Impact of cloud vertical structure perturbations on the retrieval of cloud optical thickness and effective radius from FY4A/AGRI

Abstract

The vertical structure of clouds plays a critical role in atmospheric radiative transfer and is a major source of uncertainty in satellite-based retrievals of cloud optical thickness (COT) and cloud effective radius (CER). Most operational algorithms assume a single homogeneous layer, but the biases introduced by this simplification under realistic multilayer conditions remain poorly quantified. This study systematically investigates how perturbations in cloud vertical structure affect COT and CER retrievals using Fengyun-4A Advanced Geostationary Radiation Imager (FY4A/AGRI) and simulations from Advanced Radiative Transfer Modeling System (ARMS) over central and eastern China during June-August 2018. We designed ten sensitivity experiments by varying water and ice content across single-, double-, and triple-layer cloud configurations to quantify the impact of structural differences on channel reflectance and the COT-CER relationship.
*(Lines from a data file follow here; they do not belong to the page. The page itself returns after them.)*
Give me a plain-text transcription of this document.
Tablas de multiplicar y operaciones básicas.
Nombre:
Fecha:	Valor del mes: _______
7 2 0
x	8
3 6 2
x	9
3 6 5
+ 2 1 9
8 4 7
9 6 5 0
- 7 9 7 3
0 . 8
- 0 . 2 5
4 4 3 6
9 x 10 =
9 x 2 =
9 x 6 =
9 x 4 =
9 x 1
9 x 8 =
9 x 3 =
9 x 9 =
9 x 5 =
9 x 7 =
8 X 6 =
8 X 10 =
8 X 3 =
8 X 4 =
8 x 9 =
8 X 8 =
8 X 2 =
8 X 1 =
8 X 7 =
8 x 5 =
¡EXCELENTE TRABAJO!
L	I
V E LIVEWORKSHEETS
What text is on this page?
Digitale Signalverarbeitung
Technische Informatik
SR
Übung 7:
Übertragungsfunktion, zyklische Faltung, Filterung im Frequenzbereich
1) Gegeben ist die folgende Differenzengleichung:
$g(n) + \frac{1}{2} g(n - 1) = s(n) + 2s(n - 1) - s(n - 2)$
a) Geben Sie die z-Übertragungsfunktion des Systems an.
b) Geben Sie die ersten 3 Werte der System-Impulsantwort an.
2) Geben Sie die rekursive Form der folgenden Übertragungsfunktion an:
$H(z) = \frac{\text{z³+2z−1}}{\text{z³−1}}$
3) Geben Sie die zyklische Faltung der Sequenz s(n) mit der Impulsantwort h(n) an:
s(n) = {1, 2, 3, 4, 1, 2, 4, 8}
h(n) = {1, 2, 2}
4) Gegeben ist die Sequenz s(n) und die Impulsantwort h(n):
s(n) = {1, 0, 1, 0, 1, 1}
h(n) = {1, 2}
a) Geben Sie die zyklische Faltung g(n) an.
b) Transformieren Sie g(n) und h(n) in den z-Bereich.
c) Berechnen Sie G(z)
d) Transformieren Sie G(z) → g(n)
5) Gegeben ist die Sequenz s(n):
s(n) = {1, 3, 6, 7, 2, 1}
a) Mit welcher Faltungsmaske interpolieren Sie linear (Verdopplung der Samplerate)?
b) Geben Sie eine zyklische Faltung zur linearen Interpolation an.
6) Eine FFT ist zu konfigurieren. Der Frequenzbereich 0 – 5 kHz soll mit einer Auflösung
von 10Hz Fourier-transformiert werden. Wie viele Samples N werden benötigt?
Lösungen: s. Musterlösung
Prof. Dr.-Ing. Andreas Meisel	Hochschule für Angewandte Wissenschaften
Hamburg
The results indicate that upper-level ice clouds significantly mask reflectance from lower water clouds, reducing total reflectance by approximately 50 % and leading to systematic retrieval biases: single-layer algorithms underestimate COT at small CER (< 10 μm) but overestimate it by approximately 20 units under larger CER conditions. In single-layer clouds, variations in low-and mid-level water content produce mean COT increases that are ∼1/4 24 % larger than in double-layer structure, with similar biases occurring in three-layer clouds. Furthermore, enhanced mid-level liquid water enhances the nonlinear relationship between COT and CER, increasing retrieval uncertainties. These findings identify cloud vertical heterogeneity as a major source of retrieval bias and emphasize the necessity of integrating multilayer cloud information into satellite retrieval algorithms.